7 responses to “Impfrate ›zum Schämen‹ — aber falsch.”

  1. G.P. avatar
    G.P.

    Ganz richtig erkannt. Die Medienwelt – nicht nur in Südtirol, aber ganz besonders auch dort – ist ein Desaster, was “richtige” Recherche und Information betrifft.
    Damit bin ich aber nicht ganz einverstanden: “So deutlich zeigt sich Desinformation nicht oft.” Doch, Desinformation durch oberflächliche Recherche und Null Hinterfragen zeigt sich in erschreckendem Maße sehr oft.

  2. Simon avatar

    Heutiger Haupttitel der TAZ übrigens:

    Die Impf-Misere

    Südtirol ist beim Impfen die langsamste Provinz Italiens

  3. Hartmuth Staffler avatar
    Hartmuth Staffler

    Ich hoffe doch sehr, dass “die Medien” in Südtirol auch die Seite BBD als eine der am besten dokumentierten Informationsquellen in Südtirol ab und zu einmal konsultieren. Wenn sie dann dennoch, gegen besseres Wissen, Unsinn verbreiten, dann ist das nicht darauf zurückzuführen, dass sie
    “oberflächlich interpretieren”!, sondern dass sie absichtlich falsch informieren.

    1. G.P. avatar
      G.P.

      Es gibt dafür noch eine Möglichkeit, und die ist nicht zu unterschätzen. Es fehlt das Leseverständnis. Ein großes Problem in der heutigen Zeit.

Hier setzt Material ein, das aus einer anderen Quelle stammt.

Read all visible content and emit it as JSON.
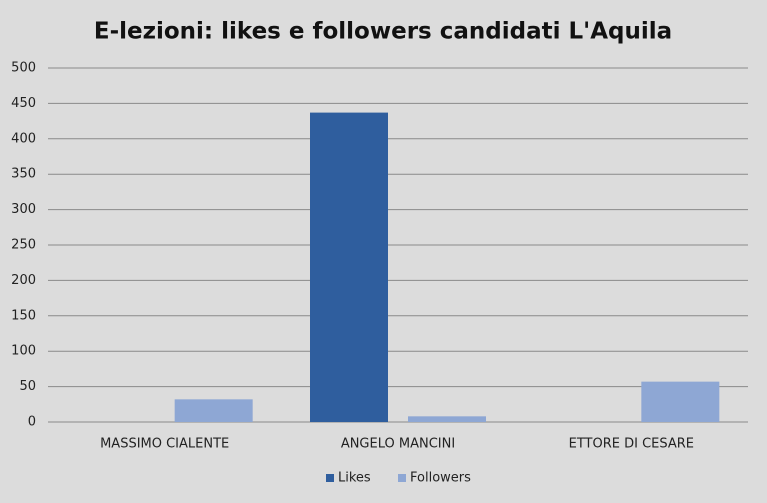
{
  "chart_data": {
    "type": "bar",
    "title": "E-lezioni: likes e followers candidati L'Aquila",
    "categories": [
      "MASSIMO CIALENTE",
      "ANGELO MANCINI",
      "ETTORE DI CESARE"
    ],
    "series": [
      {
        "name": "Likes",
        "color": "#2f5e9e",
        "values": [
          0,
          437,
          0
        ]
      },
      {
        "name": "Followers",
        "color": "#8ea7d4",
        "values": [
          32,
          8,
          57
        ]
      }
    ],
    "ylim": [
      0,
      500
    ],
    "yticks": [
      0,
      50,
      100,
      150,
      200,
      250,
      300,
      350,
      400,
      450,
      500
    ],
    "grid": true,
    "legend": "bottom"
  }
}
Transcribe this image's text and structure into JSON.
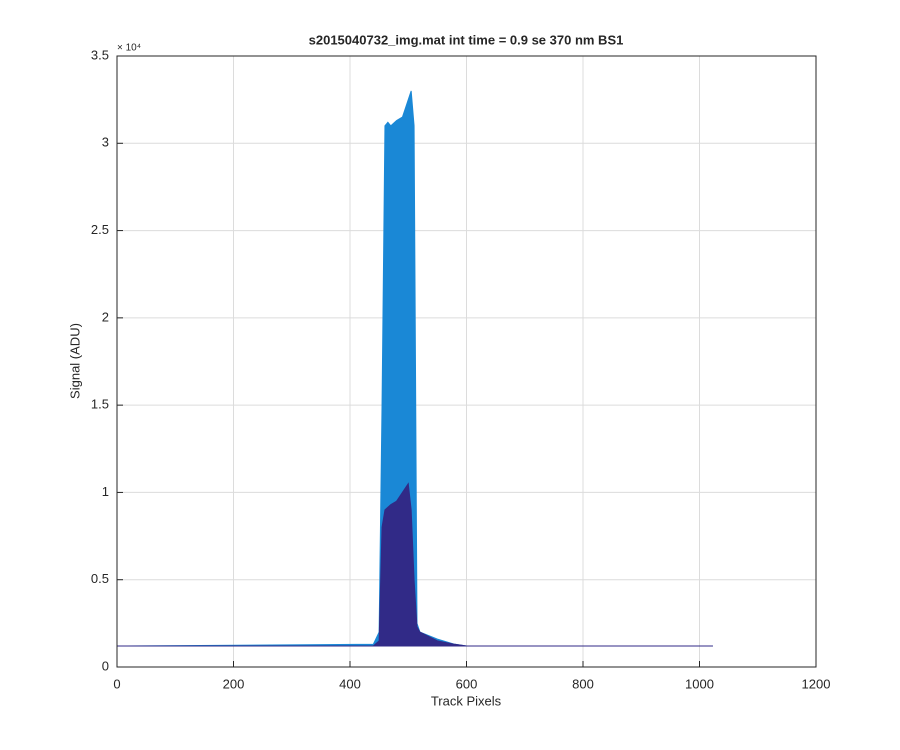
{
  "chart_data": {
    "type": "line",
    "title": "s2015040732_img.mat int time = 0.9 se  370 nm BS1",
    "x_label": "Track Pixels",
    "y_label": "Signal (ADU)",
    "y_multiplier": "× 10⁴",
    "xlim": [
      0,
      1200
    ],
    "xticks": [
      0,
      200,
      400,
      600,
      800,
      1000,
      1200
    ],
    "ylim": [
      0,
      35000
    ],
    "yticks": [
      {
        "value": 0,
        "label": "0"
      },
      {
        "value": 5000,
        "label": "0.5"
      },
      {
        "value": 10000,
        "label": "1"
      },
      {
        "value": 15000,
        "label": "1.5"
      },
      {
        "value": 20000,
        "label": "2"
      },
      {
        "value": 25000,
        "label": "2.5"
      },
      {
        "value": 30000,
        "label": "3"
      },
      {
        "value": 35000,
        "label": "3.5"
      }
    ],
    "grid": true,
    "series": [
      {
        "color": "#1a88d6",
        "x": [
          0,
          440,
          450,
          455,
          460,
          465,
          470,
          480,
          490,
          500,
          505,
          510,
          515,
          520,
          550,
          580,
          600,
          1023
        ],
        "values": [
          1200,
          1300,
          2000,
          15000,
          31000,
          31200,
          31000,
          31300,
          31500,
          32500,
          33000,
          31000,
          2500,
          2000,
          1600,
          1300,
          1200,
          1200
        ]
      },
      {
        "color": "#312a87",
        "x": [
          0,
          440,
          450,
          455,
          460,
          470,
          480,
          490,
          500,
          505,
          510,
          515,
          520,
          550,
          580,
          600,
          1023
        ],
        "values": [
          1200,
          1200,
          1500,
          8000,
          9000,
          9300,
          9500,
          10000,
          10500,
          9000,
          5000,
          2300,
          2000,
          1500,
          1300,
          1200,
          1200
        ]
      }
    ]
  }
}
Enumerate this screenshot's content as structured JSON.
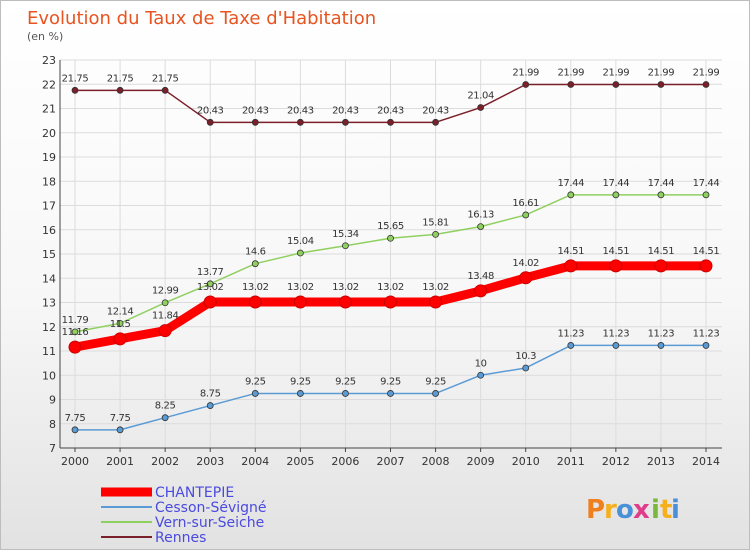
{
  "chart_data": {
    "type": "line",
    "title": "Evolution du Taux de Taxe d'Habitation",
    "subtitle": "(en %)",
    "x": [
      "2000",
      "2001",
      "2002",
      "2003",
      "2004",
      "2005",
      "2006",
      "2007",
      "2008",
      "2009",
      "2010",
      "2011",
      "2012",
      "2013",
      "2014"
    ],
    "ylim": [
      7,
      23
    ],
    "yticks": [
      "7",
      "8",
      "9",
      "10",
      "11",
      "12",
      "13",
      "14",
      "15",
      "16",
      "17",
      "18",
      "19",
      "20",
      "21",
      "22",
      "23"
    ],
    "grid": true,
    "legend_position": "bottom-left",
    "series": [
      {
        "name": "Rennes",
        "color": "#7b1f2a",
        "values": [
          21.75,
          21.75,
          21.75,
          20.43,
          20.43,
          20.43,
          20.43,
          20.43,
          20.43,
          21.04,
          21.99,
          21.99,
          21.99,
          21.99,
          21.99
        ],
        "labels": [
          "21.75",
          "21.75",
          "21.75",
          "20.43",
          "20.43",
          "20.43",
          "20.43",
          "20.43",
          "20.43",
          "21.04",
          "21.99",
          "21.99",
          "21.99",
          "21.99",
          "21.99"
        ]
      },
      {
        "name": "Vern-sur-Seiche",
        "color": "#90d060",
        "values": [
          11.79,
          12.14,
          12.99,
          13.77,
          14.6,
          15.04,
          15.34,
          15.65,
          15.81,
          16.13,
          16.61,
          17.44,
          17.44,
          17.44,
          17.44
        ],
        "labels": [
          "11.79",
          "12.14",
          "12.99",
          "13.77",
          "14.6",
          "15.04",
          "15.34",
          "15.65",
          "15.81",
          "16.13",
          "16.61",
          "17.44",
          "17.44",
          "17.44",
          "17.44"
        ]
      },
      {
        "name": "CHANTEPIE",
        "color": "#ff0000",
        "values": [
          11.16,
          11.5,
          11.84,
          13.02,
          13.02,
          13.02,
          13.02,
          13.02,
          13.02,
          13.48,
          14.02,
          14.51,
          14.51,
          14.51,
          14.51
        ],
        "labels": [
          "11.16",
          "11.5",
          "11.84",
          "13.02",
          "13.02",
          "13.02",
          "13.02",
          "13.02",
          "13.02",
          "13.48",
          "14.02",
          "14.51",
          "14.51",
          "14.51",
          "14.51"
        ]
      },
      {
        "name": "Cesson-Sévigné",
        "color": "#5b9bd5",
        "values": [
          7.75,
          7.75,
          8.25,
          8.75,
          9.25,
          9.25,
          9.25,
          9.25,
          9.25,
          10,
          10.3,
          11.23,
          11.23,
          11.23,
          11.23
        ],
        "labels": [
          "7.75",
          "7.75",
          "8.25",
          "8.75",
          "9.25",
          "9.25",
          "9.25",
          "9.25",
          "9.25",
          "10",
          "10.3",
          "11.23",
          "11.23",
          "11.23",
          "11.23"
        ]
      }
    ],
    "legend": [
      "CHANTEPIE",
      "Cesson-Sévigné",
      "Vern-sur-Seiche",
      "Rennes"
    ]
  },
  "logo": {
    "text": "Proxiti",
    "letters": [
      "P",
      "r",
      "o",
      "x",
      "i",
      "t",
      "i"
    ],
    "colors": [
      "#f07f1e",
      "#f6b01e",
      "#4a90d9",
      "#e03c8a",
      "#79b83a",
      "#f6b01e",
      "#4a90d9"
    ]
  }
}
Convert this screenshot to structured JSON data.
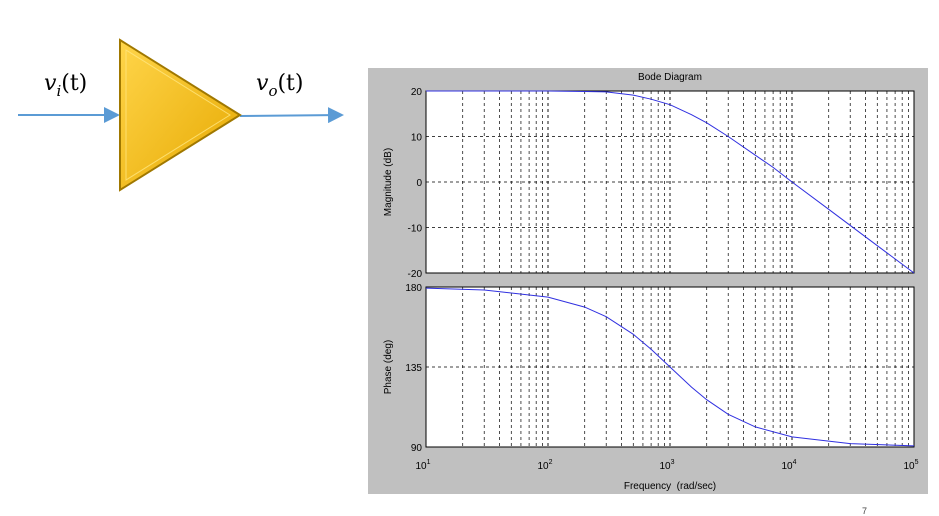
{
  "diagram": {
    "input_label": {
      "base": "v",
      "sub": "i",
      "arg": "(t)"
    },
    "output_label": {
      "base": "v",
      "sub": "o",
      "arg": "(t)"
    },
    "colors": {
      "amplifier_fill": "#FFC000",
      "amplifier_edge": "#A07800",
      "wire": "#5B9BD5"
    }
  },
  "chart_data": {
    "type": "line",
    "title": "Bode Diagram",
    "xlabel": "Frequency  (rad/sec)",
    "xscale": "log",
    "xlim": [
      10,
      100000
    ],
    "x_ticks": [
      {
        "base": "10",
        "exp": "1"
      },
      {
        "base": "10",
        "exp": "2"
      },
      {
        "base": "10",
        "exp": "3"
      },
      {
        "base": "10",
        "exp": "4"
      },
      {
        "base": "10",
        "exp": "5"
      }
    ],
    "grid": true,
    "line_color": "#3030e0",
    "panels": [
      {
        "name": "magnitude",
        "ylabel": "Magnitude (dB)",
        "ylim": [
          -20,
          20
        ],
        "y_ticks": [
          "20",
          "10",
          "0",
          "-10",
          "-20"
        ],
        "series": [
          {
            "x": [
              10,
              100,
              200,
              300,
              500,
              700,
              1000,
              1500,
              2000,
              3000,
              5000,
              7000,
              10000,
              20000,
              50000,
              100000
            ],
            "y": [
              20,
              20,
              19.9,
              19.8,
              19.1,
              18.2,
              17.0,
              14.8,
              13.0,
              10.0,
              5.9,
              3.2,
              0,
              -6.0,
              -14.0,
              -20
            ]
          }
        ]
      },
      {
        "name": "phase",
        "ylabel": "Phase (deg)",
        "ylim": [
          90,
          180
        ],
        "y_ticks": [
          "180",
          "135",
          "90"
        ],
        "series": [
          {
            "x": [
              10,
              30,
              100,
              200,
              300,
              500,
              700,
              1000,
              1500,
              2000,
              3000,
              5000,
              10000,
              30000,
              100000
            ],
            "y": [
              179.4,
              178.3,
              174.3,
              168.7,
              163.3,
              153.4,
              145.0,
              135.0,
              123.7,
              116.6,
              108.4,
              101.3,
              95.7,
              91.9,
              90.6
            ]
          }
        ]
      }
    ]
  },
  "footer": {
    "slide_number": "7"
  }
}
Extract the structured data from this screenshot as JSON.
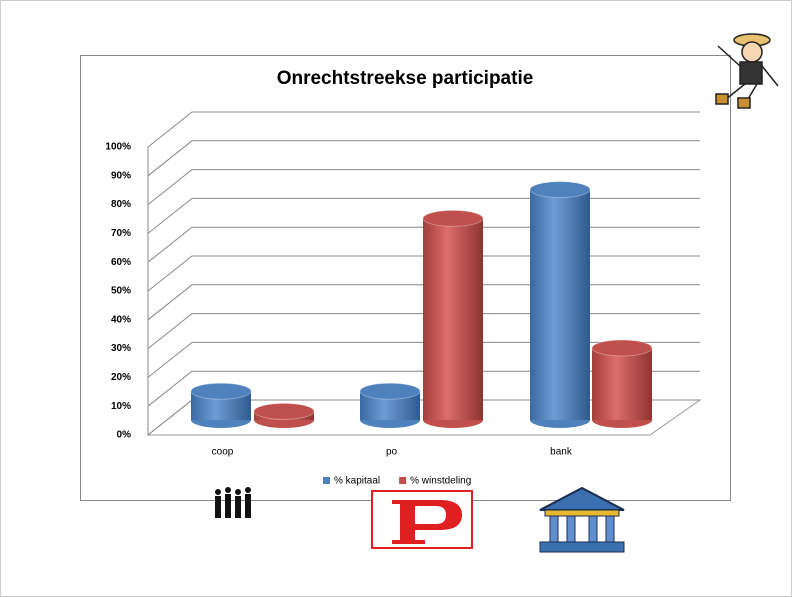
{
  "chart_data": {
    "type": "bar3d",
    "title": "Onrechtstreekse participatie",
    "categories": [
      "coop",
      "po",
      "bank"
    ],
    "series": [
      {
        "name": "% kapitaal",
        "color": "#4f81bd",
        "values": [
          10,
          10,
          80
        ]
      },
      {
        "name": "% winstdeling",
        "color": "#c0504d",
        "values": [
          3,
          70,
          25
        ]
      }
    ],
    "ylim": [
      0,
      100
    ],
    "yticks": [
      {
        "value": 0,
        "label": "0%"
      },
      {
        "value": 10,
        "label": "10%"
      },
      {
        "value": 20,
        "label": "20%"
      },
      {
        "value": 30,
        "label": "30%"
      },
      {
        "value": 40,
        "label": "40%"
      },
      {
        "value": 50,
        "label": "50%"
      },
      {
        "value": 60,
        "label": "60%"
      },
      {
        "value": 70,
        "label": "70%"
      },
      {
        "value": 80,
        "label": "80%"
      },
      {
        "value": 90,
        "label": "90%"
      },
      {
        "value": 100,
        "label": "100%"
      }
    ],
    "grid": true,
    "legend": "bottom"
  }
}
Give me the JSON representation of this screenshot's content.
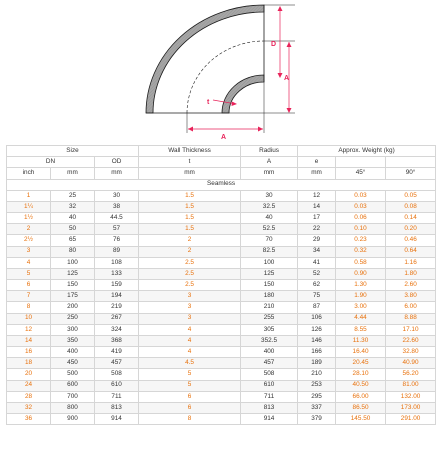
{
  "diagram": {
    "labels": {
      "d": "D",
      "a_vertical": "A",
      "a_horizontal": "A",
      "t": "t"
    },
    "colors": {
      "dimension": "#e8235a",
      "fill": "#a6a6a6",
      "line": "#1a1a1a"
    }
  },
  "table": {
    "header1": [
      "Size",
      "Wall Thickness",
      "Radius",
      "Approx. Weight (kg)"
    ],
    "header2": [
      "DN",
      "OD",
      "t",
      "A",
      "e"
    ],
    "header3": [
      "inch",
      "mm",
      "mm",
      "mm",
      "mm",
      "mm",
      "45°",
      "90°"
    ],
    "section": "Seamless",
    "rows": [
      [
        "1",
        "25",
        "30",
        "1.5",
        "30",
        "12",
        "0.03",
        "0.05"
      ],
      [
        "1¼",
        "32",
        "38",
        "1.5",
        "32.5",
        "14",
        "0.03",
        "0.08"
      ],
      [
        "1½",
        "40",
        "44.5",
        "1.5",
        "40",
        "17",
        "0.06",
        "0.14"
      ],
      [
        "2",
        "50",
        "57",
        "1.5",
        "52.5",
        "22",
        "0.10",
        "0.20"
      ],
      [
        "2½",
        "65",
        "76",
        "2",
        "70",
        "29",
        "0.23",
        "0.46"
      ],
      [
        "3",
        "80",
        "89",
        "2",
        "82.5",
        "34",
        "0.32",
        "0.64"
      ],
      [
        "4",
        "100",
        "108",
        "2.5",
        "100",
        "41",
        "0.58",
        "1.16"
      ],
      [
        "5",
        "125",
        "133",
        "2.5",
        "125",
        "52",
        "0.90",
        "1.80"
      ],
      [
        "6",
        "150",
        "159",
        "2.5",
        "150",
        "62",
        "1.30",
        "2.60"
      ],
      [
        "7",
        "175",
        "194",
        "3",
        "180",
        "75",
        "1.90",
        "3.80"
      ],
      [
        "8",
        "200",
        "219",
        "3",
        "210",
        "87",
        "3.00",
        "6.00"
      ],
      [
        "10",
        "250",
        "267",
        "3",
        "255",
        "106",
        "4.44",
        "8.88"
      ],
      [
        "12",
        "300",
        "324",
        "4",
        "305",
        "126",
        "8.55",
        "17.10"
      ],
      [
        "14",
        "350",
        "368",
        "4",
        "352.5",
        "146",
        "11.30",
        "22.60"
      ],
      [
        "16",
        "400",
        "419",
        "4",
        "400",
        "166",
        "16.40",
        "32.80"
      ],
      [
        "18",
        "450",
        "457",
        "4.5",
        "457",
        "189",
        "20.45",
        "40.90"
      ],
      [
        "20",
        "500",
        "508",
        "5",
        "508",
        "210",
        "28.10",
        "56.20"
      ],
      [
        "24",
        "600",
        "610",
        "5",
        "610",
        "253",
        "40.50",
        "81.00"
      ],
      [
        "28",
        "700",
        "711",
        "6",
        "711",
        "295",
        "66.00",
        "132.00"
      ],
      [
        "32",
        "800",
        "813",
        "6",
        "813",
        "337",
        "86.50",
        "173.00"
      ],
      [
        "36",
        "900",
        "914",
        "8",
        "914",
        "379",
        "145.50",
        "291.00"
      ]
    ]
  }
}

    2. Walter Kircher avatar
      Walter Kircher

      fundierte Stellungnahmen interessieren offenbar zuwenig oder gar nicht!
      Man betrachte den unzivilisierten Zustand der Amtlichen Ortsnamen …

  4. E.Huber avatar
    E.Huber

    Haben die Medien früher für Ihre Recherchen echt Geld investieren müssen,
    bekommen sie für die COV-Berichterstattung im Voraus zigTausend €.
    Dazu gibt es eine Liste, wieviel- wer bekommen hat.
    Was erwartent uns dann welche seriöse “Nachrichten, Zahlen”?

    1. Simon avatar

      Bitte auch hier in den Kommentaren keine Falschinformationen oder nicht belegbaren Behauptungen. Können Sie uns zeigen, wo man die von Ihnen genannte Liste abrufen kann?